Zadaniem czerwcowego szczytu NATO będzie uratowanie Sojuszu — mówi generał Stanisław Koziej, były dyrektor Biura Bezpieczeństwa Narodowego i były wiceminister obrony.
Kolejny szczyt NATO zaplanowano na 24-25 czerwca w Hadze.
„Przeszliśmy do etapu bardzo szerokiego zagadnienia, jakim jest przyszłość NATO, warunkowość NATO, ratowanie NATO. Moim zdaniem pierwsze pytanie jest takie, czy szczyt NATO za dwa miesiące w czerwcu będzie w stanie uratować Sojusz w obecnej formule” – powiedział Kolej w rozmowie z radiem RMF FM.
Jego zdaniem NATO znajduje się obecnie „między młotem rosyjskich zagrożeń – potencjalnych i realnych” – a kowadłem wyzwań nowej amerykańskiej polityki wobec Europy.
„W związku z tym istnieje duże pytanie, czy uda się utrzymać sojusz w jego dotychczasowej formule, z jego odstraszaniem, z jego silnymi więzami transatlantyckimi, czy też musimy zmienić wiele rzeczy w Europie, aby zbudować nową formułę funkcjonowania NATO” – powiedział generał.

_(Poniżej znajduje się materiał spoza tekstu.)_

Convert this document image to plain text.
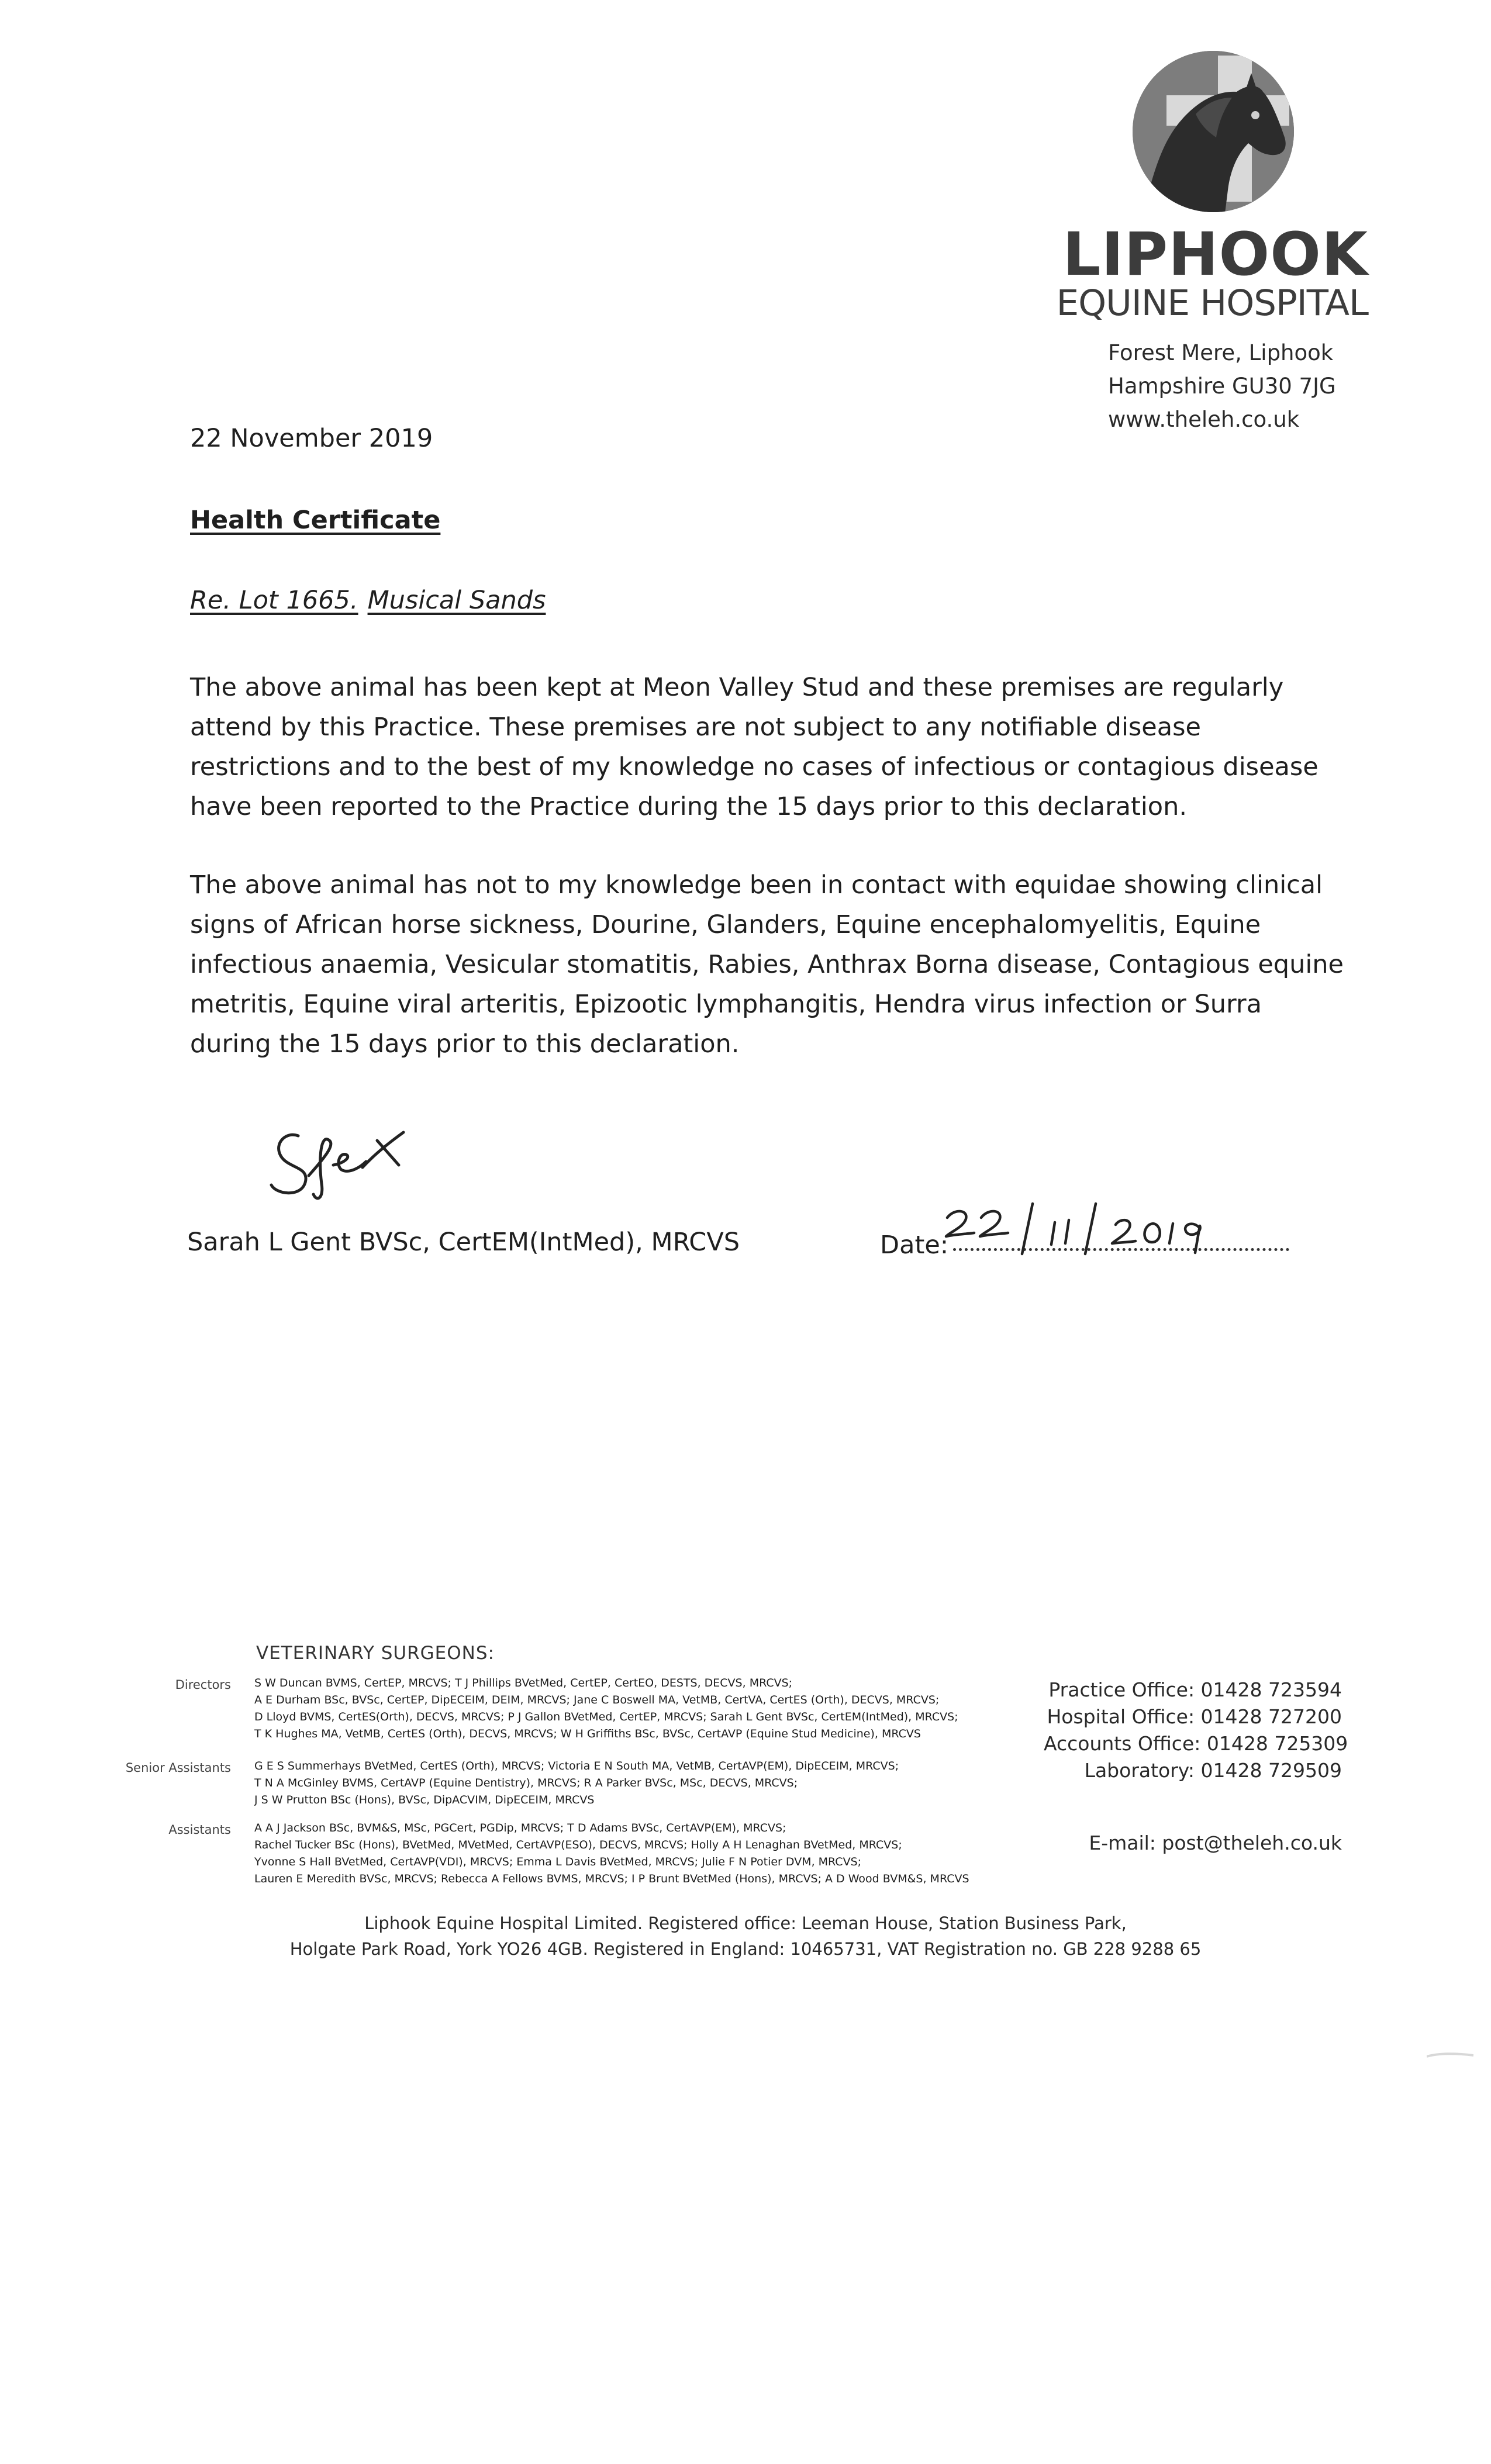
LIPHOOK
EQUINE HOSPITAL
Forest Mere, Liphook
Hampshire GU30 7JG
www.theleh.co.uk
22 November 2019
Health Certificate
Re. Lot 1665. Musical Sands
The above animal has been kept at Meon Valley Stud and these premises are regularly attend by this Practice. These premises are not subject to any notifiable disease restrictions and to the best of my knowledge no cases of infectious or contagious disease have been reported to the Practice during the 15 days prior to this declaration.
The above animal has not to my knowledge been in contact with equidae showing clinical signs of African horse sickness, Dourine, Glanders, Equine encephalomyelitis, Equine infectious anaemia, Vesicular stomatitis, Rabies, Anthrax Borna disease, Contagious equine metritis, Equine viral arteritis, Epizootic lymphangitis, Hendra virus infection or Surra during the 15 days prior to this declaration.
Sarah L Gent BVSc, CertEM(IntMed), MRCVS	Date:
VETERINARY SURGEONS:
Directors S W Duncan BVMS, CertEP, MRCVS; T J Phillips BVetMed, CertEP, CertEO, DESTS, DECVS, MRCVS;
A E Durham BSc, BVSc, CertEP, DipECEIM, DEIM, MRCVS; Jane C Boswell MA, VetMB, CertVA, CertES (Orth), DECVS, MRCVS;
D Lloyd BVMS, CertES(Orth), DECVS, MRCVS; P J Gallon BVetMed, CertEP, MRCVS; Sarah L Gent BVSc, CertEM(IntMed), MRCVS;
T K Hughes MA, VetMB, CertES (Orth), DECVS, MRCVS; W H Griffiths BSc, BVSc, CertAVP (Equine Stud Medicine), MRCVS
Senior Assistants G E S Summerhays BVetMed, CertES (Orth), MRCVS; Victoria E N South MA, VetMB, CertAVP(EM), DipECEIM, MRCVS;
T N A McGinley BVMS, CertAVP (Equine Dentistry), MRCVS; R A Parker BVSc, MSc, DECVS, MRCVS;
J S W Prutton BSc (Hons), BVSc, DipACVIM, DipECEIM, MRCVS
Assistants A A J Jackson BSc, BVM&S, MSc, PGCert, PGDip, MRCVS; T D Adams BVSc, CertAVP(EM), MRCVS;
Rachel Tucker BSc (Hons), BVetMed, MVetMed, CertAVP(ESO), DECVS, MRCVS; Holly A H Lenaghan BVetMed, MRCVS;
Yvonne S Hall BVetMed, CertAVP(VDI), MRCVS; Emma L Davis BVetMed, MRCVS; Julie F N Potier DVM, MRCVS;
Lauren E Meredith BVSc, MRCVS; Rebecca A Fellows BVMS, MRCVS; I P Brunt BVetMed (Hons), MRCVS; A D Wood BVM&S, MRCVS
Practice Office: 01428 723594
Hospital Office: 01428 727200
Accounts Office: 01428 725309
Laboratory: 01428 729509
E-mail: post@theleh.co.uk
Liphook Equine Hospital Limited. Registered office: Leeman House, Station Business Park,
Holgate Park Road, York YO26 4GB. Registered in England: 10465731, VAT Registration no. GB 228 9288 65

Uważa również, że NATO przestałoby istnieć, gdyby Stany Zjednoczone go opuściły. „NATO by nie istniało, a sama Europa musiałaby zorganizować własną obronę, stanęłaby przed dylematem – czy budować obronę w ramach Unii Europejskiej, czy podpisać nowy traktat” – powiedział generał.